A couple of years ago, I became interested in human visual attention. Our eyes are mostly low-resolution, with a high-resolution center called the fovea. Visual recognition requires sequential actions, called saccades, which center the fovea on points of interest. To build models of visual attention, researchers often record saccades using an eye tracking device, and map them onto the viewed image.
As I was working on reinforcement learning for dynamic feature selection at the time, I had an idea to use inverse reinforcement learning for learning such a model. The gist of the idea is that the reward function provides the most concise formulation of such sequential behavior (see Pieter Abbeel’s classic paper).
Eye fixations are strongly dependent on the task: if you’re looking for people in a street scene, you’ll look at different locations than if you’re looking for street signs. However, datasets of recorded eye fixations we were able to find were all gathered in “free-viewing,” with an unspecified task.

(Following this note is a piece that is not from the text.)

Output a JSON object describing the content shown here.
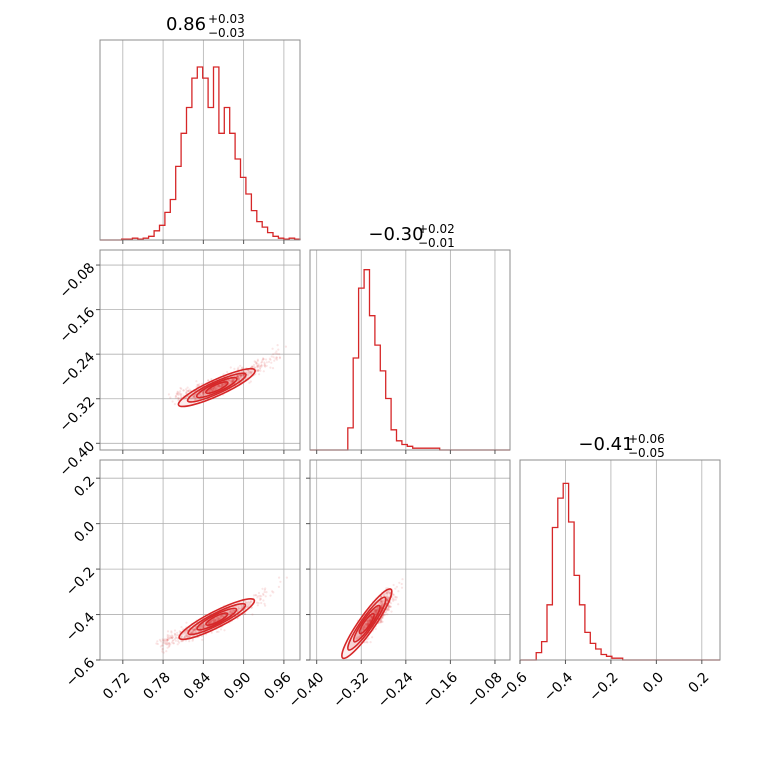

Since this project was not intended as a main part of my thesis work, I was unwilling to invest a lot of resources into obtaining my own fixation data. So, I did what computer vision people do when they need to collect data: used Amazon Mechanical Turk.
Click on the purple circle above to begin the task of foveally exploring the image. The Mech Turk task asked people to either write down all the text or count all the people in the scene, and collected the time-stamped history of their clicks.
I abandoned this research direction before obtaining results. I’m releasing the foveal explorer code, and 10K image-task fixation histories. Perhaps someone would like to take over!